As has been the case in past years, the results of the state assembly elections in five Indian five states, including in what is known as the “Hindi Belt” region of Chhattisgarh, Madhya Pradesh and Rajasthan, have been both unexpected and intriguing.

Defying the predictions of pollsters and political experts, the Congress party romped home with a massive mandate to uproot the 15-year rule of the Raman Singh-led Bharatiya Janata Party (BJP) government in Chhattisgarh.

In the desert state of Rajasthan – where the Indian National Congress was predicted to return to power with a comfortable majority – the party just managed to scrape past the halfway mark in the 200-seat state assembly.

In adjoining Madhya Pradesh, India’s two mainstream political parties – the BJP and the Congress – went down to the wire in a pulsating finish. The only states that have not bucked the current trend of a complete win for one party were Mizoram and Telangana. The Mizo National Front and the Telangana Rashtra Samithi decimated political opponents in their respective states to emerge as the unchallenged winners.

Deciphering the poll results

Obvious questions arise: Will the outcome of the assembly elections spark off a process of reconfiguring political forces against the BJP-led National Democratic Alliance (NDA) in the run-up to the country’s national general elections next year? What are the lessons that both the BJP and the Congress can draw from the state assembly results?

The hard ‘Hindutva’ stance of the BJP and its affiliates has started to weaken and does not resonate as much with the masses as an electoral issue as it has in the past

There is little quarreling over these assumptions: that the hard “Hindutva” stance of the BJP and its affiliates has started to weaken and does not resonate as much with the masses as an electoral issue as it has in the past. And that while the BJP has suffered a serious electoral setback, the Congress has been granted a victory by default.

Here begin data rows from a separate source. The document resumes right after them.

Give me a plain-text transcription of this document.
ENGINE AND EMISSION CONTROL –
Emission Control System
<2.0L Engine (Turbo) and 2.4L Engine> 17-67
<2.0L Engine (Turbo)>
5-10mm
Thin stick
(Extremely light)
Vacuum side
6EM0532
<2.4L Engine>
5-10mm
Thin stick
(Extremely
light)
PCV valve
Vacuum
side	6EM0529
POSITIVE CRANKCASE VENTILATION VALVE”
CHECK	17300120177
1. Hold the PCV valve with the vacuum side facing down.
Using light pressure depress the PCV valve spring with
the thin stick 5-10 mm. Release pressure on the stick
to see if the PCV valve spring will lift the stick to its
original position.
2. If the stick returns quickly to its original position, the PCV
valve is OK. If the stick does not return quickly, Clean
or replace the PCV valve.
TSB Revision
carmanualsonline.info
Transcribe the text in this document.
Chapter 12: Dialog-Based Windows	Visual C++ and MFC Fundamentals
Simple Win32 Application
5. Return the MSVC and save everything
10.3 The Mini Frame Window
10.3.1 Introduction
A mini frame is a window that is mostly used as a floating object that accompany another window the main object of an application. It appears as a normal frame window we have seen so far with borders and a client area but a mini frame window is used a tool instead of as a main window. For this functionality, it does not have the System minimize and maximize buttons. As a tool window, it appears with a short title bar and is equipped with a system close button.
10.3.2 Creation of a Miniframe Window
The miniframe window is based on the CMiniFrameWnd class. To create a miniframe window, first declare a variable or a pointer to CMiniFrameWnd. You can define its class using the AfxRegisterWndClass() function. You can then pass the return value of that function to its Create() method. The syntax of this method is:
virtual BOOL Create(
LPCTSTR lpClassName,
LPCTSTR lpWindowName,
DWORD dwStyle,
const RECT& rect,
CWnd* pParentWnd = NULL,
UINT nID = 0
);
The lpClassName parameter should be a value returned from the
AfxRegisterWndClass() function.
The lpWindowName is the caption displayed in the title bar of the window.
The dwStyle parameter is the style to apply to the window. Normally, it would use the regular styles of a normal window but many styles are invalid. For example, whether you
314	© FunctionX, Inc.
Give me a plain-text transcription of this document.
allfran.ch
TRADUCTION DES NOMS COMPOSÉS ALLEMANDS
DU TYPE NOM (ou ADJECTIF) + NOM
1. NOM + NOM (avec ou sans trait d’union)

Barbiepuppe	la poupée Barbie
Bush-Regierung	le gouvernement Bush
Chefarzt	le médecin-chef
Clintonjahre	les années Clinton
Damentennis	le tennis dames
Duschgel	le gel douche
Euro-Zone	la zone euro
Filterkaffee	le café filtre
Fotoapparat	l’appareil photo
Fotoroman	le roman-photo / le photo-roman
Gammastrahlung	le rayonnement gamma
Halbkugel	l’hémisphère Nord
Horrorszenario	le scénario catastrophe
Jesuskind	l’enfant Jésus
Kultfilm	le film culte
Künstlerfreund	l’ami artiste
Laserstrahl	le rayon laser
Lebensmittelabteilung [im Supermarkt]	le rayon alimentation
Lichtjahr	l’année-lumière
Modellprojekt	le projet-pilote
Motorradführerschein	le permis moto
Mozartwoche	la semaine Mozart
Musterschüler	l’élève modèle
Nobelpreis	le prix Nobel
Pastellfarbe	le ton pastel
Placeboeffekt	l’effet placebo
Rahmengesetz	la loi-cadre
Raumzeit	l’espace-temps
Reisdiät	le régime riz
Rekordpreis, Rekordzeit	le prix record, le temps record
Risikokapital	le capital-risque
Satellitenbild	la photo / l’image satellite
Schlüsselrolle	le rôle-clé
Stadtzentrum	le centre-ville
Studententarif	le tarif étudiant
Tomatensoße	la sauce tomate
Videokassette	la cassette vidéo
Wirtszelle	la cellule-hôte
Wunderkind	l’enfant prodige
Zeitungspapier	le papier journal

During the campaign phases, Uttar Pradesh Chief Minister Yogi Adityanath – called the “Hindutva poster boy” – held as many as 72 rallies in the states of Chhattisgarh, Rajasthan and Madhya Pradesh, but failed to stir up intense levels of religious fervor among the electorate.

BJP president Amit Shah – also known for his hard Hindutva posture – was also among the party’s most visible faces during the campaign.

“Raising the Hindutva card time and again without delivery on social-welfare programs will not help the BJP cause. This is the biggest lesson for the Saffron Party [BJP] from these elections,” said Lucknow-based social scientist Dr Ramesh Dixit.

BJP has lost but Congress has not won

A common response heard from the electorate during the campaign phases in Rajasthan and elsewhere: “We want to vote out the BJP, but the Congress is not doing much to help its case. The party is resting in the belief that it would come to power by default.”

In the Congress camp, infighting prevailed; massive lapses in ticket distribution were reported, while tussles over who would become chief minister occurred throughout the campaign period.

“If the party is serious about putting up a decent fight against the BJP for the 2019 general elections, it will need to reorient itself substantially,” said H L Dusadh, national president of an organization called the Bahujan Diversity Mission.

Lessons of the TRS Telangana win

Historian Ramchandra Guha focuses on what he describes as the most significant aspect of the electoral outcome in the five states: The decision of the Telangana electorate to put complete faith in the Telangana Rashtra Samithi (TRS) and its leader, K Chandrashekhar Rao.

“Politics in south India has remained different from what it is in the north. The TRS win reflects the Telangana sentiment, as also an endorsement of the social welfare schemes launched by the chief minister. The scale of the TRS victory should come as a lesson for the BJP, as also for the Congress,” Guha told Asia Times.

Indeed, Guha does make a valid point. For instance, had the Congress firmed up an electoral tie-up with parties including Mayawati’s Bahujan Samaj Party (BSP) and Akhilesh Yadav’s Samajwadi Party (SP), its position in Madhya Pradesh or Rajasthan would have been more comfortable. A back-of-the-envelope calculation suggests that the Congress lost about a dozen seats with small margins because of the presence in these constituencies of the BSP candidates in Rajasthan.

The outlook for 2019

Past trends indicate that the party that comes to power in the Hindi heartland states of Chhattisgarh, Madhya Pradesh and Rajasthan normally has an edge in the national parliamentary elections as well.

By that logic, the assembly results bring serious cause for worry to the BJP. But the Congress is far from being able to pose a formidable challenge to the Saffron Party in 2019.

Taking on board “difficult” alliance partners such as Mayawati will be among the smaller challenges for India’s grand old party.